Oracle Scores | minuteTemp

Oracle Scores

How we measure forecast model accuracy — comparing predicted high/low temperatures against official ASOS observations to rank every model, every day.

What Is an Oracle Score?

An Oracle Score measures how accurate a forecast model's predicted high and low temperatures were compared to what actually happened. Every day, each model produces one or more forecast runs targeting a future date. Once that date passes, we compare every run's prediction against the official observed temperature.

The result is a per-model accuracy ranking — lower scores mean more accurate forecasts. Over a multi-day window (e.g., 7 days), you can see which models consistently perform best at a given station.

Ground Truth: ASOS Observations

All scores are measured against observed daily high and low temperatures from ASOS (Automated Surface Observing System) stations. These are the same stations that feed NWS official records. We pull the actual high and low in Fahrenheit for the station's local day.

If ASOS data is incomplete for a given day (missing high or low), that day is skipped entirely — no partial scores are recorded.

Three Scoring Modes

The Oracle Score widget offers three modes that answer different questions:

Overall

How accurate is each model across all of its forecast runs?

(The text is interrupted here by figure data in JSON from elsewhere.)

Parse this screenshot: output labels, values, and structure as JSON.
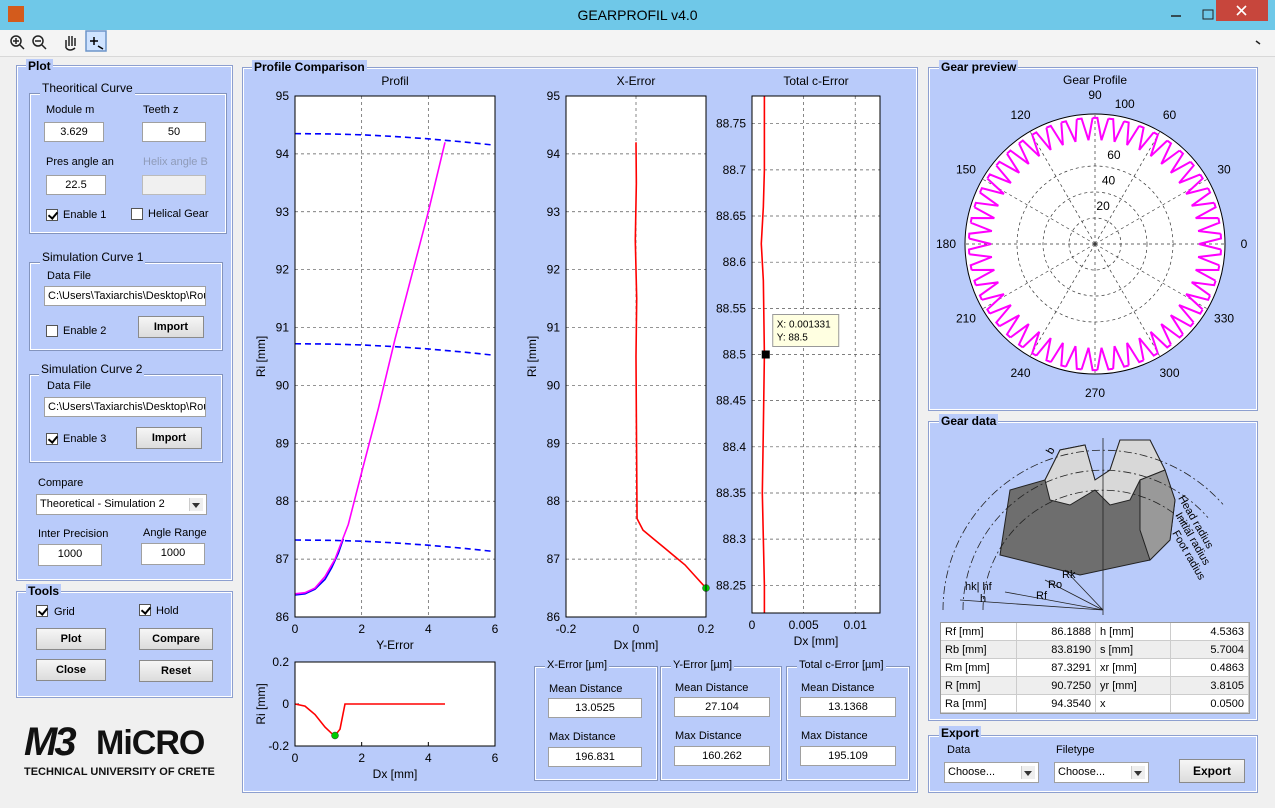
{
  "window": {
    "title": "GEARPROFIL v4.0"
  },
  "plot_panel": {
    "title": "Plot",
    "theoretical": {
      "title": "Theoritical Curve",
      "module_label": "Module m",
      "module_value": "3.629",
      "teeth_label": "Teeth z",
      "teeth_value": "50",
      "pres_label": "Pres angle an",
      "pres_value": "22.5",
      "helix_label": "Helix angle B",
      "enable": {
        "label": "Enable 1",
        "checked": true
      },
      "helical": {
        "label": "Helical Gear",
        "checked": false
      }
    },
    "sim1": {
      "title": "Simulation Curve 1",
      "file_label": "Data File",
      "file_value": "C:\\Users\\Taxiarchis\\Desktop\\Rou",
      "enable": {
        "label": "Enable 2",
        "checked": false
      },
      "import": "Import"
    },
    "sim2": {
      "title": "Simulation Curve 2",
      "file_label": "Data File",
      "file_value": "C:\\Users\\Taxiarchis\\Desktop\\Rou",
      "enable": {
        "label": "Enable 3",
        "checked": true
      },
      "import": "Import"
    },
    "compare_label": "Compare",
    "compare_value": "Theoretical - Simulation 2",
    "inter_label": "Inter Precision",
    "inter_value": "1000",
    "angle_label": "Angle Range",
    "angle_value": "1000"
  },
  "tools": {
    "title": "Tools",
    "grid": {
      "label": "Grid",
      "checked": true
    },
    "hold": {
      "label": "Hold",
      "checked": true
    },
    "plot": "Plot",
    "compare": "Compare",
    "close": "Close",
    "reset": "Reset"
  },
  "logo": {
    "mark": "M3",
    "name": "MiCRO",
    "subtitle": "TECHNICAL UNIVERSITY OF CRETE"
  },
  "profile_comparison": {
    "title": "Profile Comparison",
    "x_error": {
      "title": "X-Error [µm]",
      "mean_label": "Mean Distance",
      "mean_value": "13.0525",
      "max_label": "Max Distance",
      "max_value": "196.831"
    },
    "y_error": {
      "title": "Y-Error [µm]",
      "mean_label": "Mean Distance",
      "mean_value": "27.104",
      "max_label": "Max Distance",
      "max_value": "160.262"
    },
    "c_error": {
      "title": "Total c-Error [µm]",
      "mean_label": "Mean Distance",
      "mean_value": "13.1368",
      "max_label": "Max Distance",
      "max_value": "195.109"
    }
  },
  "gear_preview": {
    "title": "Gear preview"
  },
  "gear_data": {
    "title": "Gear data",
    "figure_labels": {
      "b": "b",
      "head": "Head radius",
      "initial": "Initial radius",
      "foot": "Foot radius",
      "rk": "Rk",
      "ro": "Ro",
      "rf": "Rf",
      "hkhf": "hk| hf",
      "h": "h"
    },
    "rows": [
      [
        "Rf [mm]",
        "86.1888",
        "h [mm]",
        "4.5363"
      ],
      [
        "Rb [mm]",
        "83.8190",
        "s [mm]",
        "5.7004"
      ],
      [
        "Rm [mm]",
        "87.3291",
        "xr [mm]",
        "0.4863"
      ],
      [
        "R [mm]",
        "90.7250",
        "yr [mm]",
        "3.8105"
      ],
      [
        "Ra [mm]",
        "94.3540",
        "x",
        "0.0500"
      ]
    ]
  },
  "export": {
    "title": "Export",
    "data_label": "Data",
    "data_value": "Choose...",
    "filetype_label": "Filetype",
    "filetype_value": "Choose...",
    "button": "Export"
  },
  "chart_data": [
    {
      "type": "line",
      "title": "Profil",
      "xlabel": "Y-Error",
      "ylabel": "Ri [mm]",
      "xlim": [
        0,
        6
      ],
      "ylim": [
        86,
        95
      ],
      "xticks": [
        0,
        2,
        4,
        6
      ],
      "yticks": [
        86,
        87,
        88,
        89,
        90,
        91,
        92,
        93,
        94,
        95
      ],
      "grid": true,
      "series": [
        {
          "color": "#0000ff",
          "style": "dashed",
          "x": [
            0,
            1,
            2,
            3,
            4,
            5,
            6
          ],
          "values": [
            94.35,
            94.345,
            94.33,
            94.3,
            94.26,
            94.21,
            94.15
          ]
        },
        {
          "color": "#0000ff",
          "style": "dashed",
          "x": [
            0,
            1,
            2,
            3,
            4,
            5,
            6
          ],
          "values": [
            90.72,
            90.715,
            90.7,
            90.67,
            90.63,
            90.58,
            90.52
          ]
        },
        {
          "color": "#0000ff",
          "style": "dashed",
          "x": [
            0,
            1,
            2,
            3,
            4,
            5,
            6
          ],
          "values": [
            87.33,
            87.325,
            87.31,
            87.28,
            87.24,
            87.19,
            87.13
          ]
        },
        {
          "color": "#0000ff",
          "style": "solid",
          "x": [
            0,
            0.3,
            0.6,
            0.9,
            1.1,
            1.3,
            1.45
          ],
          "values": [
            86.38,
            86.4,
            86.48,
            86.65,
            86.85,
            87.1,
            87.35
          ]
        },
        {
          "color": "#ff00ff",
          "style": "solid",
          "x": [
            0,
            0.3,
            0.6,
            0.9,
            1.2,
            1.4,
            1.6,
            2,
            2.5,
            3,
            3.5,
            4,
            4.5
          ],
          "values": [
            86.4,
            86.42,
            86.5,
            86.7,
            87,
            87.3,
            87.6,
            88.5,
            89.6,
            90.8,
            91.9,
            93,
            94.2
          ]
        }
      ]
    },
    {
      "type": "line",
      "xlabel": "Dx [mm]",
      "ylabel": "Ri [mm]",
      "xlim": [
        0,
        6
      ],
      "ylim": [
        -0.2,
        0.2
      ],
      "xticks": [
        0,
        2,
        4,
        6
      ],
      "yticks": [
        -0.2,
        0,
        0.2
      ],
      "grid": false,
      "series": [
        {
          "color": "#ff0000",
          "style": "solid",
          "x": [
            0,
            0.3,
            0.6,
            0.9,
            1.1,
            1.2,
            1.35,
            1.5,
            2,
            3,
            4,
            4.5
          ],
          "values": [
            0,
            -0.01,
            -0.05,
            -0.11,
            -0.14,
            -0.15,
            -0.12,
            0,
            0,
            0,
            0,
            0
          ]
        },
        {
          "color": "#00cc00",
          "marker": "circle",
          "x": [
            1.2
          ],
          "values": [
            -0.15
          ]
        }
      ]
    },
    {
      "type": "line",
      "title": "X-Error",
      "xlabel": "Dx [mm]",
      "ylabel": "Ri [mm]",
      "xlim": [
        -0.2,
        0.2
      ],
      "ylim": [
        86,
        95
      ],
      "xticks": [
        -0.2,
        0,
        0.2
      ],
      "yticks": [
        86,
        87,
        88,
        89,
        90,
        91,
        92,
        93,
        94,
        95
      ],
      "grid": true,
      "series": [
        {
          "color": "#ff0000",
          "style": "solid",
          "x": [
            0,
            0.001,
            -0.002,
            0.002,
            0,
            0.001,
            0.003,
            0.02,
            0.05,
            0.08,
            0.11,
            0.14,
            0.17,
            0.2
          ],
          "values": [
            94.2,
            93.5,
            92.5,
            91.5,
            90.5,
            89.5,
            87.7,
            87.5,
            87.35,
            87.2,
            87.05,
            86.9,
            86.7,
            86.5
          ]
        },
        {
          "color": "#00cc00",
          "marker": "circle",
          "x": [
            0.2
          ],
          "values": [
            86.5
          ]
        }
      ]
    },
    {
      "type": "line",
      "title": "Total c-Error",
      "xlabel": "Dx [mm]",
      "xlim": [
        0,
        0.0124
      ],
      "ylim": [
        88.22,
        88.78
      ],
      "xticks": [
        0,
        0.005,
        0.01
      ],
      "yticks": [
        88.25,
        88.3,
        88.35,
        88.4,
        88.45,
        88.5,
        88.55,
        88.6,
        88.65,
        88.7,
        88.75
      ],
      "grid": true,
      "series": [
        {
          "color": "#ff0000",
          "style": "solid",
          "x": [
            0.0012,
            0.0012,
            0.0011,
            0.0009,
            0.0011,
            0.0012,
            0.0011,
            0.001,
            0.0011,
            0.0012,
            0.0012
          ],
          "values": [
            88.78,
            88.7,
            88.66,
            88.62,
            88.58,
            88.5,
            88.42,
            88.35,
            88.3,
            88.25,
            88.22
          ]
        },
        {
          "color": "#000000",
          "marker": "square",
          "x": [
            0.001331
          ],
          "values": [
            88.5
          ]
        }
      ],
      "annotations": [
        "X: 0.001331",
        "Y: 88.5"
      ]
    },
    {
      "type": "polar",
      "title": "Gear Profile",
      "color": "#ff00ff",
      "rlim": [
        0,
        100
      ],
      "rticks": [
        20,
        40,
        60,
        100
      ],
      "theta_ticks": [
        0,
        30,
        60,
        90,
        120,
        150,
        180,
        210,
        240,
        270,
        300,
        330
      ]
    }
  ]
}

For a given scored date, we look at every forecast run that produced predictions for that day — regardless of when the run was created. A GFS run from 5 days out and a GFS run from 1 day out both contribute equally.

This gives you the model's overall reliability. A model that scores well here is consistently accurate at every forecast horizon, not just close-in.

Day-Ahead

How accurate was the prior day's forecast for the scored day?

For a given scored date, we only consider forecast runs that were fetched during the local day before the scored date. This is the forecast you would have been looking at when making a decision.

This is the most relevant mode for betting and trading. It answers: "If I trust this model's forecast the day before, how often is it right?"

Day-Of

How accurate were forecasts fetched during the scored day?

For a given scored date, we only consider forecast runs that were fetched during that same local day. The score is still settled after the full day of observations is available.

This mode is useful for same-day decisions and for comparing how models perform once short-range updates are available.

Which mode should I use?

Use Day-Ahead to decide which model to trust for your next bet. Use Day-Of for same-day checks once short-range runs are available. Use Overall to evaluate which models are fundamentally the best forecasters across all time horizons.

How Scores Are Calculated

Each model's daily score is computed in three steps:

  1. Extract predicted high/low per run. For each forecast run, we take the maximum and minimum of all hourly temperature predictions (temperature_2m_f) that fall within the station's local day window.
  2. Compare against observed. For each run, compute the error: predicted - actual. The absolute value is the run's error; the signed value is the run's bias.
  3. Average across runs. All qualifying runs for that model are averaged to produce the day's MAE (Mean Absolute Error) and bias.

When you select a multi-day range (e.g., 7 days), the displayed values are the averages of each scored day's MAE and bias across the window.

Reading the Numbers

Bias (High / Low) — Primary

The average signed error in degrees Fahrenheit. Positive (+) means the model runs warm (over-predicts). Negative (-) means it runs cold (under-predicts).

This is the most actionable number. If GFS shows a +2° high bias and forecasts 82°F tomorrow, adjust down — expect closer to 80°F. A bot can apply this correction automatically.

Color coding: green within ±1°, amber within ±2.5°, red beyond ±2.5°.

MAE (High / Low) — Reliability

Mean Absolute Error — the average magnitude of the error regardless of direction. Lower is better. In the widget, you can rank by High MAE or Low MAE depending on which market you are trading.

MAE tells you how reliable a model is. A model with 0° bias but 5° MAE swings wildly in both directions — you can't correct for it. A model with +2° bias and 2° MAE is consistently warm — very reliable once you adjust.

Bias vs MAE for Bots

Use bias to adjust forecasts (subtract the bias from the model's prediction). Use High MAE when trading highs and Low MAE when trading lows. Both are available in the API response for programmatic access.

Scoring Timeline

Oracle Scores are computed daily at 18:00 UTC for the previous day. This timing ensures ASOS observations have been finalized for the scored date.

Scores are cached for 6 hours per station. When new scores are computed, the cache is automatically invalidated.

Historical scores use your plan's lookback (e.g. 7 / 30 / 90 calendar days); Clanker can also request days=all for the full retained series. See your plan tier. Free users can view 1 day of scores for public models.

API Access

Oracle Scores are available via the REST API for programmatic access. See the API Reference for endpoint details, parameters, and response format.